Esta es la historia de un niño que abandona su niñez en la España de finales de los 60. El franquismo, la Iglesia y el qué dirán chocan con las inquietudes del protagonista que, como Neil Amstrong poniendo un pie sobre la Luna, huirá de toda la tradición impuesta para poner un pie en la ciencia, el razonamiento y el autodescubrimiento.
Qué durísima la España de la posguerra, y es que no acaba hasta la muerte del dictador. Es 1969 y a través de los ojos de un adolescente en un medio rural comprendemos esa época que tantas luces y sombras tuvo, porque no basta con abundar en lo negativo, que lo hay, es importante darse cuenta de cómo también existía una cercanía entre personas, familias, vecinos que con los años se perdió.
De 10 cómo se combinan elementos en esta novela: la vida rural y la carrera espacial. La nostalgia y la dureza. La infancia y la adolescencia.
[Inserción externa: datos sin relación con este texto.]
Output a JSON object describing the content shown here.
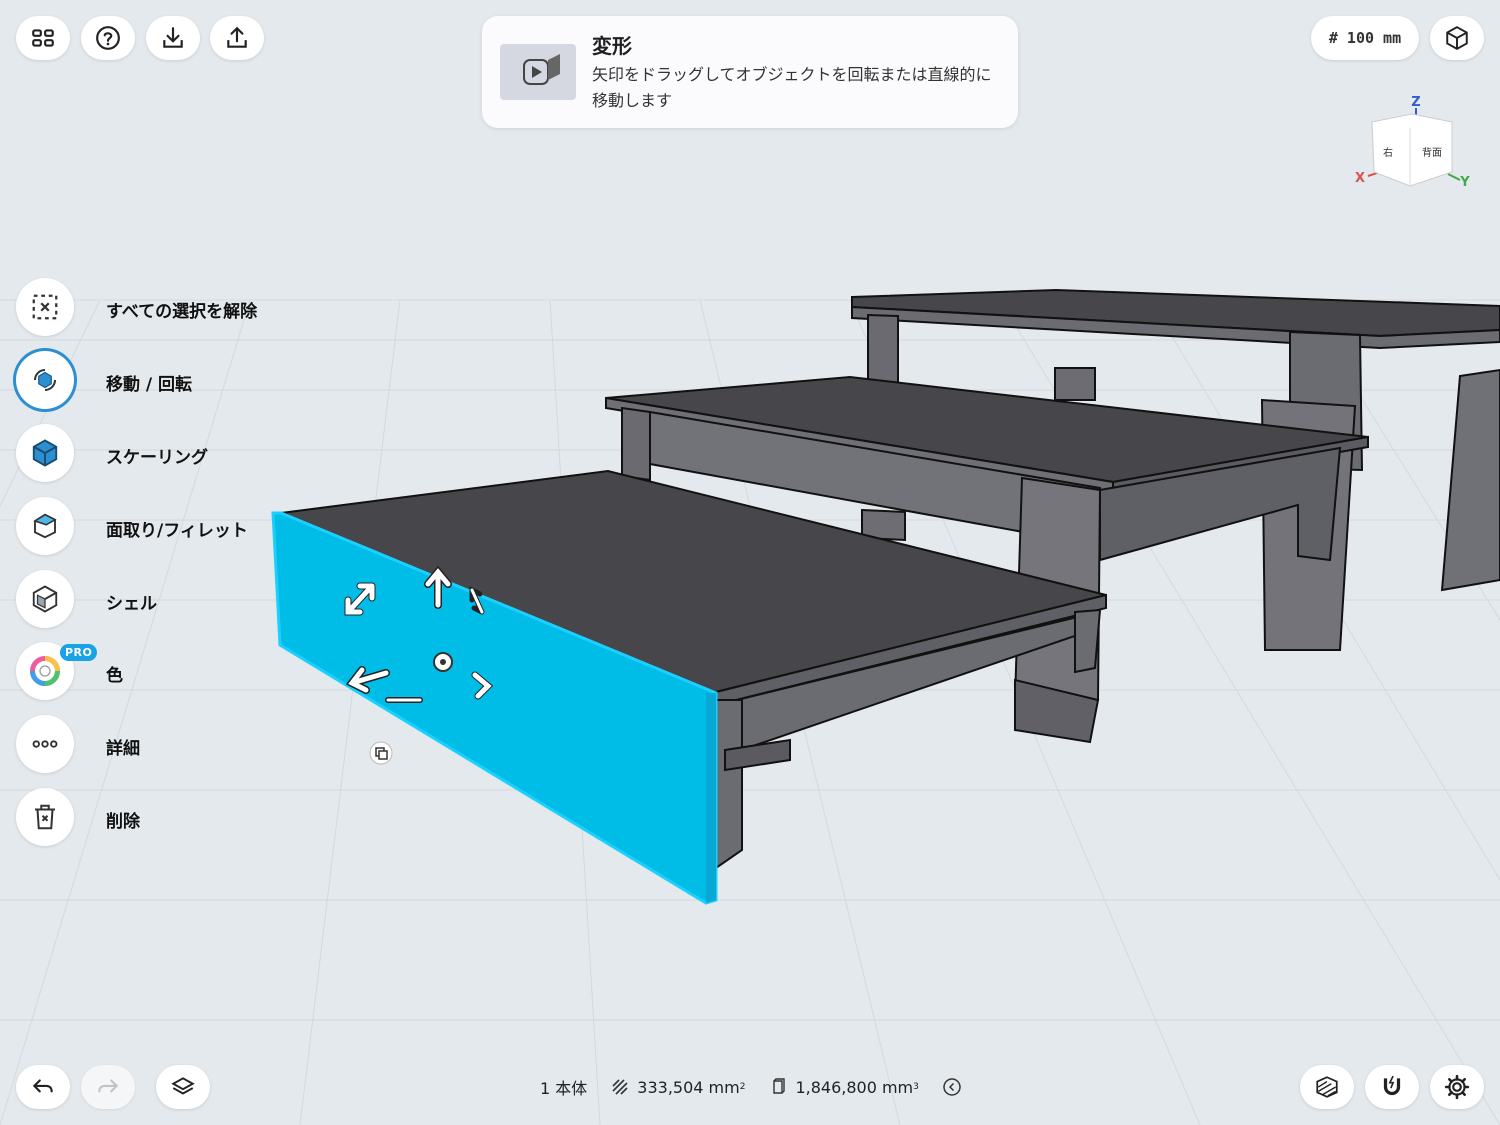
{
  "tip": {
    "title": "変形",
    "text": "矢印をドラッグしてオブジェクトを回転または直線的に移動します"
  },
  "grid": {
    "label": "# 100 mm"
  },
  "view_cube": {
    "z": "Z",
    "x": "X",
    "y": "Y",
    "right": "右",
    "back": "背面"
  },
  "tools": [
    {
      "label": "すべての選択を解除",
      "icon": "deselect-icon"
    },
    {
      "label": "移動 / 回転",
      "icon": "move-rotate-icon"
    },
    {
      "label": "スケーリング",
      "icon": "scale-cube-icon"
    },
    {
      "label": "面取り/フィレット",
      "icon": "fillet-icon"
    },
    {
      "label": "シェル",
      "icon": "shell-icon"
    },
    {
      "label": "色",
      "icon": "color-wheel-icon",
      "badge": "PRO"
    },
    {
      "label": "詳細",
      "icon": "more-dots-icon"
    },
    {
      "label": "削除",
      "icon": "trash-icon"
    }
  ],
  "status": {
    "bodies": "1 本体",
    "area": "333,504 mm",
    "area_exp": "2",
    "volume": "1,846,800 mm",
    "volume_exp": "3"
  },
  "colors": {
    "selection": "#00bde8",
    "accent": "#2b8fd1",
    "table": "#44444a"
  }
}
Todo mientras la modernidad penetra poco a poco, como un invasor, en las callejas de un pueblo de Jaén.
Dicen que "El jinete polaco" es un buen libro de éste autor, peor El viento de La luna es tan mediocre que no me voy a aventurar. El escuchar la narrativa del alunizaje de 1969 visto a través de los ojos de un pueblo infecto en el medio de la nada española tiene su encanto. pero hasta ahí da el libro. Costumbrista, con ciertos intentos de denunciar a la españa franquista pueblerina. Pero su obsesión con la marginalidad del adolescente, y sus masturbaciones es realmente excesiva. Novela pobre, como el entorno en el que se desarrolla, y un tanto mediocre, como su personaje principal. Raro, porque las otras recomendaciones de la amiga de Victoria resultaron muy acertadas (crímenes imperceptibles, Oscar Wao)
Me ha gustado mucho. Viajar en el espacio con una actitud materialista y poética en partes iguales, como de panteísmo científico. Ver enfrente las conexiones del Universo entre la Luna y la España franquista. Pajas adolescentes en un rancho a mal traer en un pueblo perdido, pero con la chispeza de un mundo interior significativo, la curiosidad, la renuncia al catolicismo rancio y la incomprensión de la familia. En ocasiones resultó cansino de leer, pero el resultado es querible, como alguien más comentó.
Especie de memorias noveladas, la historia transcurre mientras se lanza el Apolo XI y Armstrong pisa la Luna. En la Tierra, en Andalucía, en Mágina, las familias tratan de salir adelante conviviendo con el pasado y esperando mejor futuro.
Es sencillamente cercano, al punto que es fácil que nos reconozcamos en más de una ocasión. Divertido y crítico con respeto y ternura: son los suyos.